A later recipe from Mary Kettilby’s book “A Collection of Above Three Hundred Receipts in Cookery, Physick and Surgery” 5 published around 1714 includes an important addition, lemon juice. It’s the acid of the lemon juice that helps to create the pectin set of marmalade, by boiling the lemon and orange juice with the pulp. We’re then given a very interesting instruction, “boil the whole pretty fast until it will jelly” – the first use I have found of the word ‘jelly’ in marmalade making. Mary Kettilby instructs that the mixture is then poured into glasses, covered and left until set. As the acid would create a jelly, this meant that the mixture could be pulled from the heat before it had turned to a paste, keeping the colour much brighter and the appearance much more translucent. This brings us very close to the classic marmalade we know today.

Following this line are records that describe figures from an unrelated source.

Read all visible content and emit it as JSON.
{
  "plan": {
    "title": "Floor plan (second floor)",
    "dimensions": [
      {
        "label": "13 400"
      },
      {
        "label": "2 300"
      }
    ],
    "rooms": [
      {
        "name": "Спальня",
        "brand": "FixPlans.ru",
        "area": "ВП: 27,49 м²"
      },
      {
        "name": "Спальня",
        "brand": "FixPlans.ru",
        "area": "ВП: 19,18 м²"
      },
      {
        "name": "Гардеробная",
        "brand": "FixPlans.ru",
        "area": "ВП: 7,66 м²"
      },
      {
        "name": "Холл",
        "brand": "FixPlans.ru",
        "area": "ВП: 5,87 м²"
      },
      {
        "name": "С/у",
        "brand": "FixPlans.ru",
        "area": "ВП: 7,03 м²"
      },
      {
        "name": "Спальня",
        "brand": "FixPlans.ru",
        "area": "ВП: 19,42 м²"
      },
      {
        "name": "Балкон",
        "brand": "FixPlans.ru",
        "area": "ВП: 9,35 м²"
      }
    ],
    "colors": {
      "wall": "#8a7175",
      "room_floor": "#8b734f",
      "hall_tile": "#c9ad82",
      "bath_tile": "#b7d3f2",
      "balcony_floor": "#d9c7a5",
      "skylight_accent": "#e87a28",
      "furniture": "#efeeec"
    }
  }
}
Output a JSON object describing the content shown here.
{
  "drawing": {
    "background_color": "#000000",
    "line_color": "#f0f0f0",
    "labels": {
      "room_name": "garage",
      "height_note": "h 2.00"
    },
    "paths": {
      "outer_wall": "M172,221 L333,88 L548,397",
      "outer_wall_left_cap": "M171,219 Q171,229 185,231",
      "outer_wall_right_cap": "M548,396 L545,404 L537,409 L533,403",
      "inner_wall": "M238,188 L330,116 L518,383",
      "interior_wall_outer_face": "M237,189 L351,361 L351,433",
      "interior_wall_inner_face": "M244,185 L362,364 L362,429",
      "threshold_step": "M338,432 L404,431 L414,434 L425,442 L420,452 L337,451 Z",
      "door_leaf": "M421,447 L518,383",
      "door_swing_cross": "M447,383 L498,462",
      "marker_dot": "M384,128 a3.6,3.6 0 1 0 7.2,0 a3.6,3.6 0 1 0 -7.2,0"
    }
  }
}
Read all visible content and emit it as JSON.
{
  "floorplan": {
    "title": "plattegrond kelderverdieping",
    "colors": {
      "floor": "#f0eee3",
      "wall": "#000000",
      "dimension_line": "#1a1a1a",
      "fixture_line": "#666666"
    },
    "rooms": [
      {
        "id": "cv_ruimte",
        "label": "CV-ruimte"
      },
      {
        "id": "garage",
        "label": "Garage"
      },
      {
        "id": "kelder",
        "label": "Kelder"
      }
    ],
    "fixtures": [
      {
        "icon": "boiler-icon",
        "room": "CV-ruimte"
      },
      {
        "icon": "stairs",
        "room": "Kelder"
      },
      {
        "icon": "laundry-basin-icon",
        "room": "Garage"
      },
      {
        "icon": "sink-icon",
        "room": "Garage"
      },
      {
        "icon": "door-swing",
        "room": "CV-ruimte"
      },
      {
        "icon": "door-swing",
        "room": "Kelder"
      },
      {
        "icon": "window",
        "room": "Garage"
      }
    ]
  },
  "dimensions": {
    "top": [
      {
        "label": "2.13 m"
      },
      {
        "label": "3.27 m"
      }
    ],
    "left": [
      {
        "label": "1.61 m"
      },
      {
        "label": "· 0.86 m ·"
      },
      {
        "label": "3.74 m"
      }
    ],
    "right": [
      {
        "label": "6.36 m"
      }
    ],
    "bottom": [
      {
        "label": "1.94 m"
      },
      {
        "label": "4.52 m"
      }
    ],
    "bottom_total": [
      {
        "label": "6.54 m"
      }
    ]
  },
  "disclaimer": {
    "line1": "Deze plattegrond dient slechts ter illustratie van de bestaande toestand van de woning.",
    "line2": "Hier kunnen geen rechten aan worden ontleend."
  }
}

What we also see in the early 1700s is cooks using marmalade as an ingredient and accompaniment, rather than simply a sweetmeat to be eaten on it’s own. Robert Smith, variously cook to King William III, the Dukes of Buckingham and Ormonde and the French Ambassador, the duc d’Aumont, published a cookery book in 1725 titled “Court Cookery, or The Compleat English Cook” 6 and in it gives a recipe for rice pudding made with a layer of orange marmalade at the bottom as well as (common at the time but very unusual today) pieces of beef marrow to add richness.
The Keillers of Dundee, James and his mother Janet, were very important in the popularisation of marmalade and are thought to have been amongst the first commercial producers of marmalade, and certainly the most well known. For the first half of the 19th century their brand of Dundee Marmalade, available affordably to the working classes, was extremely popular and was the forerunner of today’s best-selling brands.
The many hundreds of marmalades that will be judged at the World Marmalade Festival and Awards are all linked to this history in some way, and even those with more exotic flavours and additions have a relationship with the spiced sweetmeat pastes of the Elizabethans. So every time you make or buy a jar, remember the long history that has led to that beautiful and complex flavour as you spoon it onto your morning toast.
1 Oxford English Dictionary
2 Ivan Day, www.historicfood.com
3 Robert Lovell, A Compleat Herball, Oxford, 1665
4 The recipe book of Madam Eliza Cholmondeley, Chester Records Office
5 Mary Kettilby ,“A Collection of Above Three Hundred Receipts in Cookery, Physick and Surgery” 1714
6 Robert Smith, “Court Cookery, The Compleat English Cook” 1725
Further reading: The book of marmalade: its antecedents, its history, and its role in the world today, together with a collection of recipes for marmalades and marmalade cookery, by C. Anne Wilson, available from Prospect Books.